Pittman didn’t stop at his own experience. “When people tell me, ‘We don’t spank our children,’ I want to say, ‘Heh, and everybody can tell it too.’” Pittman’s guide to behavior modification in children: “Ultimately if a child won’t listen, that little pressure point on his rear-end that God gave you will open his ears. It certainly worked with me.”

While Pittman may say he wasn’t spared the rod, there’s little evidence it resulted in successful discipline. This is a legislator whose lack of discipline can be found in the extreme statements he’s made and the radical legislation he’s sponsored.

This is an elected official who has likened Abraham Lincoln to Adolph Hitler, contends the rebellion of the Southern states was constitutional and blames all the Civil War’s combat deaths on Lincoln.

“And if Hitler had won, should the world just get over it?” Pittman said a couple of years ago in a social media reply to questioning of his sponsorship of legislation to ban gay marriage. “Lincoln was the same sort if (sic) tyrant, and personally responsible for the deaths of over 800,000 Americans in a war that was unnecessary and unconstitutional.”

What unifies several of the 16 advocates of school-administered physical discipline (which every school district in the state has now banned) is their own undisciplined behavior.

Take state Rep. Michael Speciale, a New Bern Republican who is among the 17 GOP candidates in the special 3rd Congressional District election. During the 2017 legislative session, Speciale (with Pittman) was a primary sponsor of a bill to repeal the state constitution’s prohibition on secession. That provision, which bars the state from ever leaving the Union, was included in the state constitution as a requirement to return to the United States after the Civil War. The Pittman-Speciale bill was never discussed.

Speciale has easily won re-election from a heavily gerrymandered legislative district.

Matters of religion and faith are important. They are also deeply personal. In the United States they are between individuals and their conscience.

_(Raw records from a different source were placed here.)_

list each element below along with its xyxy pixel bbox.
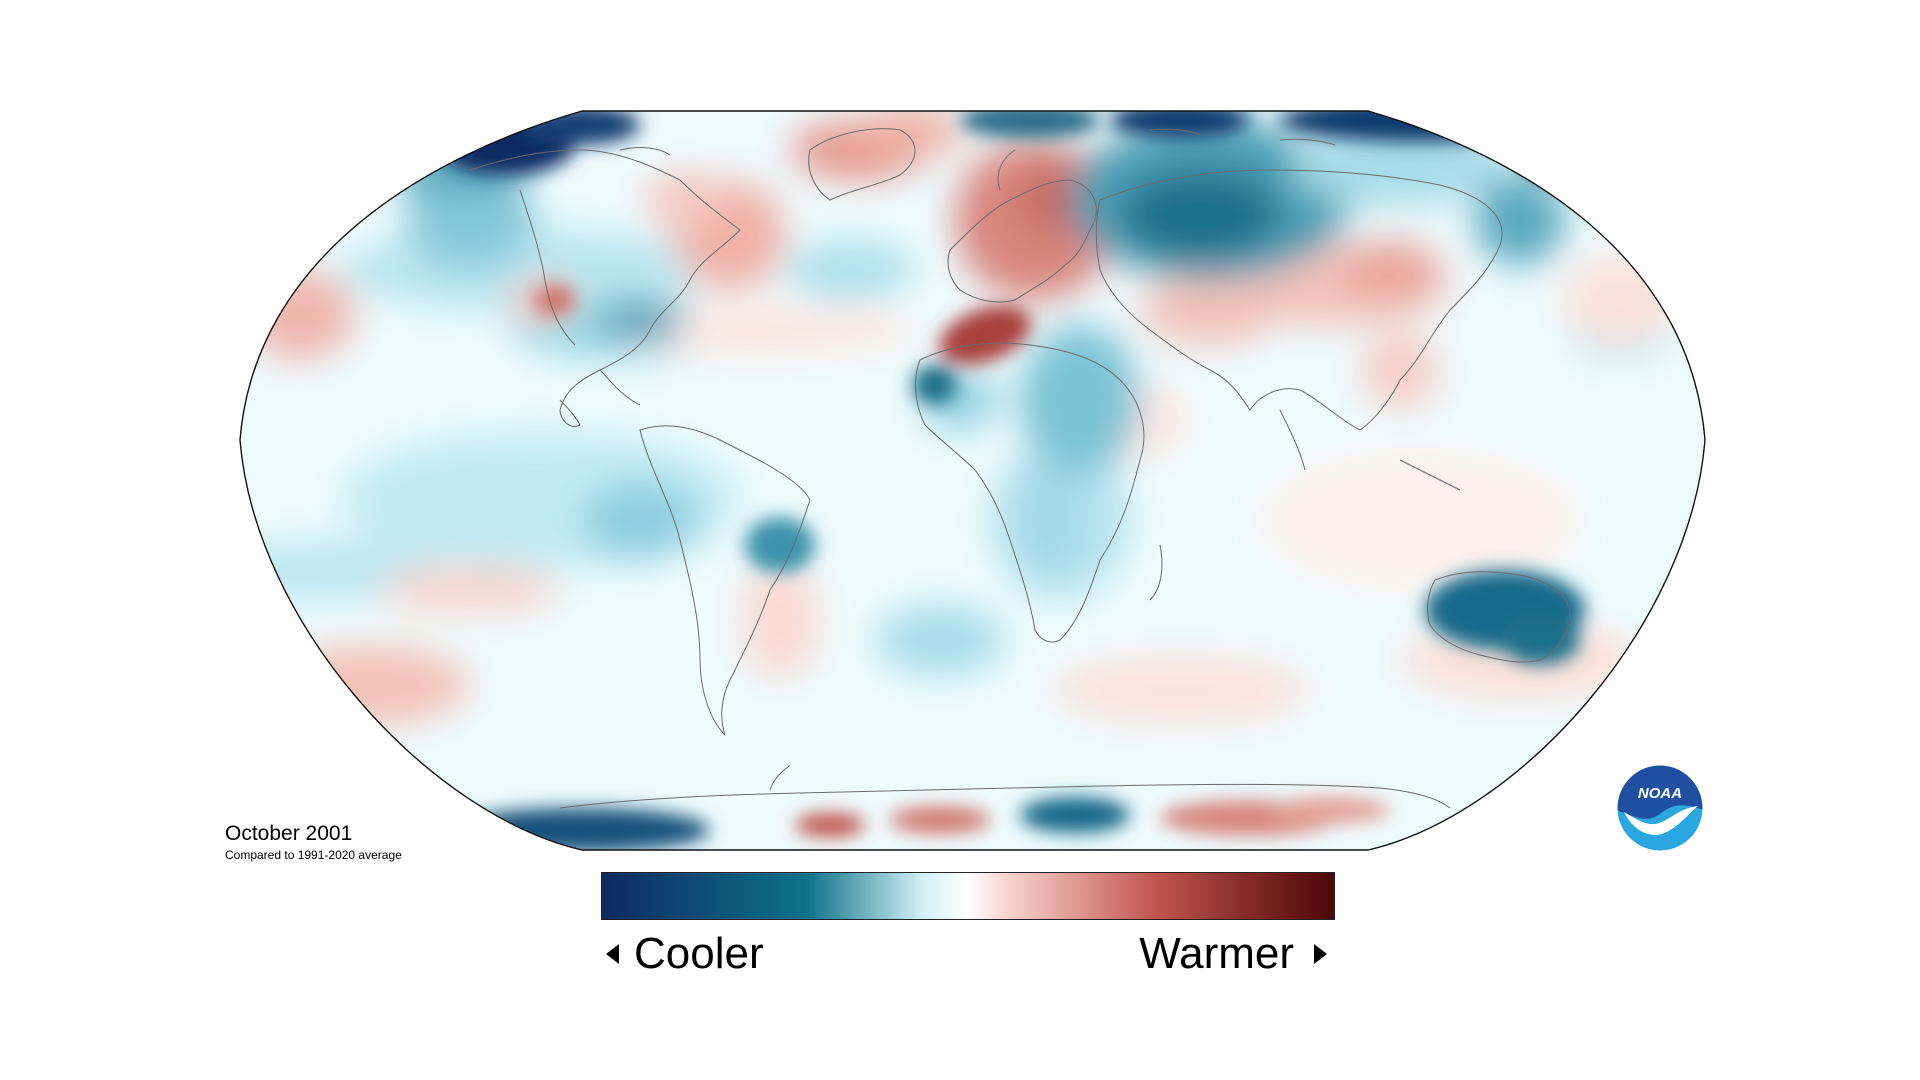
right-arrow-icon bbox=[1314, 944, 1327, 964]
color-legend-bar bbox=[601, 872, 1335, 920]
noaa-logo-text: NOAA bbox=[1638, 785, 1682, 802]
coastlines bbox=[469, 128, 1653, 809]
period-title: October 2001 bbox=[225, 822, 353, 845]
globe bbox=[240, 111, 1705, 850]
map-caption: October 2001 Compared to 1991-2020 avera… bbox=[225, 822, 402, 863]
legend-low-label: Cooler bbox=[634, 929, 764, 978]
comparison-note: Compared to 1991-2020 average bbox=[225, 848, 402, 862]
legend-high-label: Warmer bbox=[1139, 929, 1294, 978]
noaa-logo-icon: NOAA bbox=[1616, 764, 1704, 852]
left-arrow-icon bbox=[606, 944, 619, 964]
map-outline bbox=[239, 110, 1706, 851]
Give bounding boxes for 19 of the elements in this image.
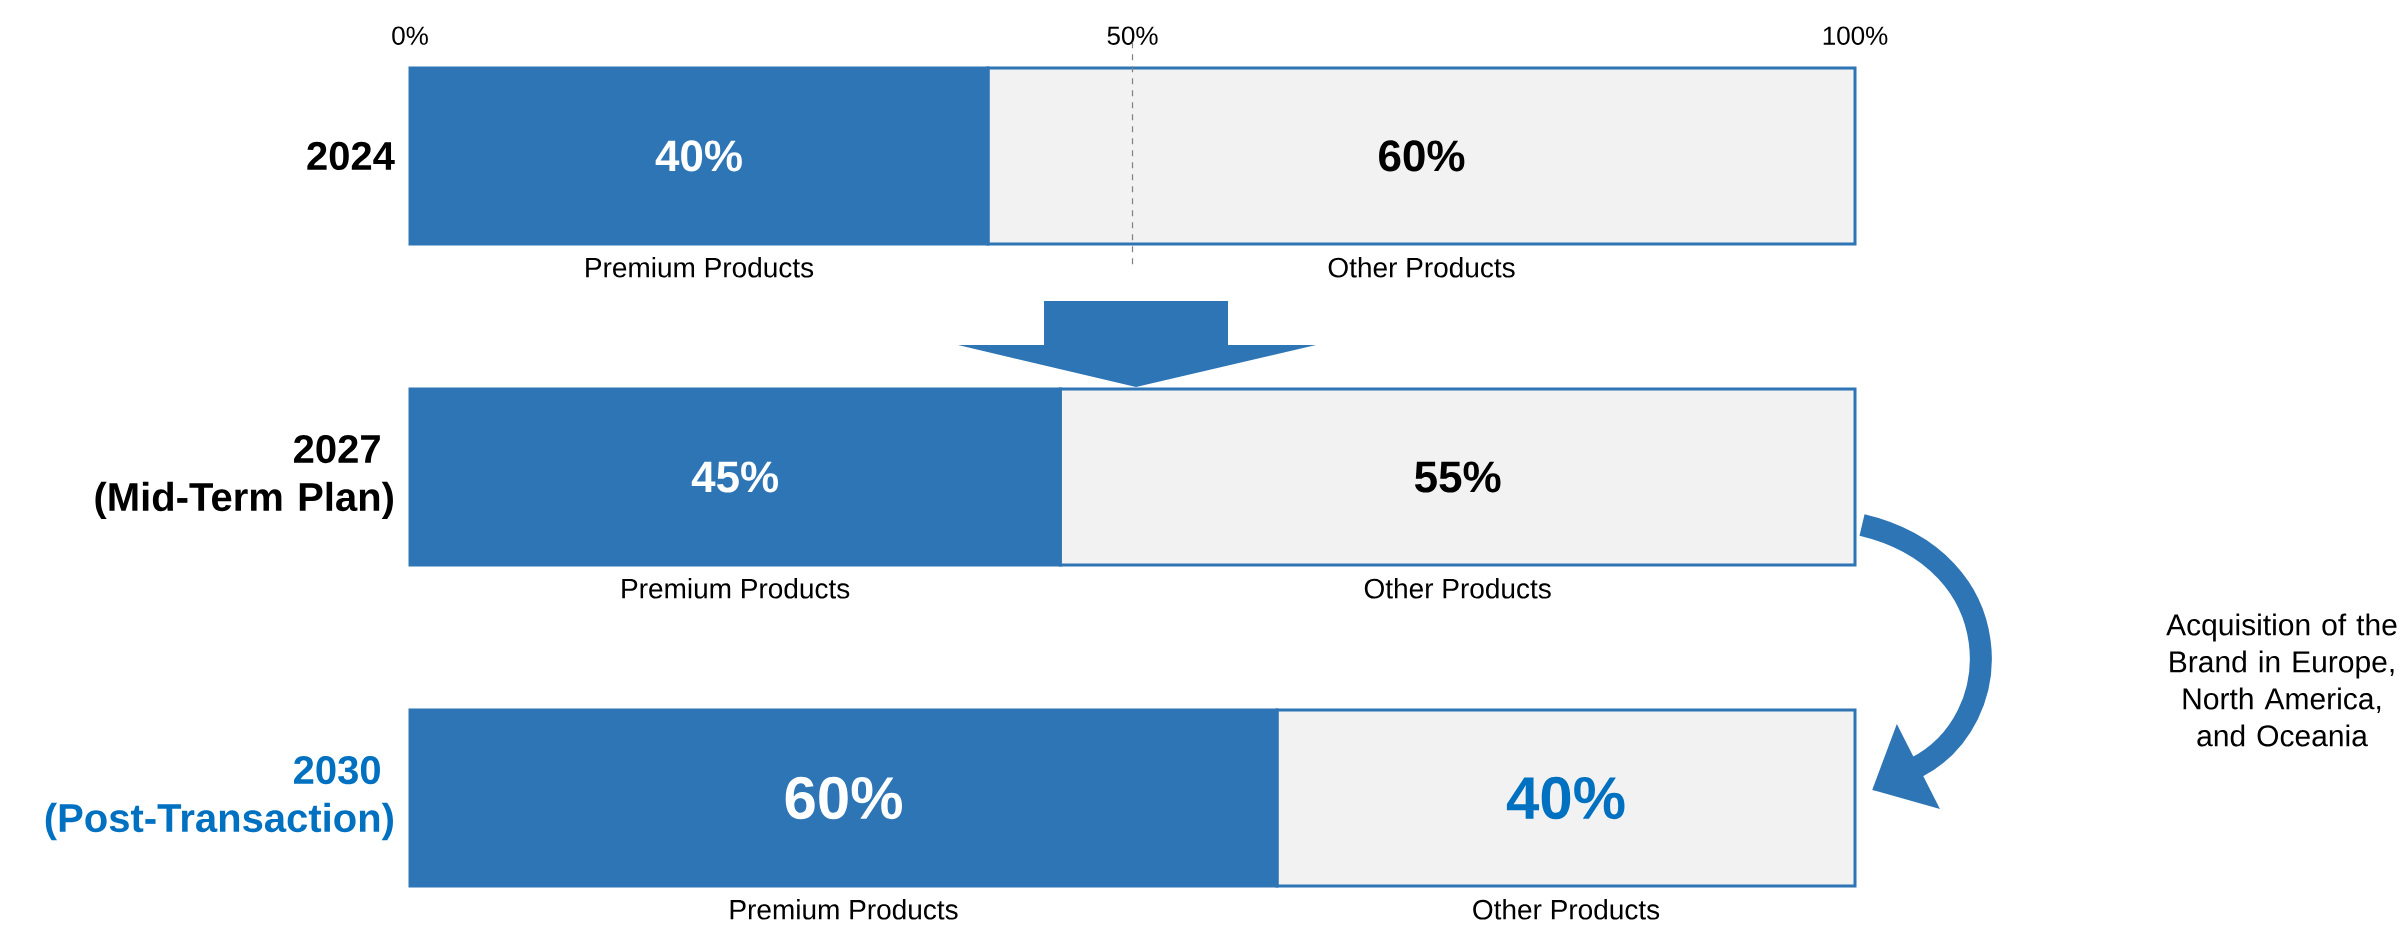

A particular faith or religious affiliation doesn’t grant superiority of motive or purpose over others. Nor does it offer license for mean-spirited bigotry.

North Carolina’s school districts have rightly banned physical punishment as a method of discipline in schools and the state should make it the law of the land.

Citizens, however, still have the strongest behavior modification tool – voting -- for self-serving elected officials like Pittman and Speciale. It is one they should use in 2020 at the ballot box to gain some permanent behavior modification.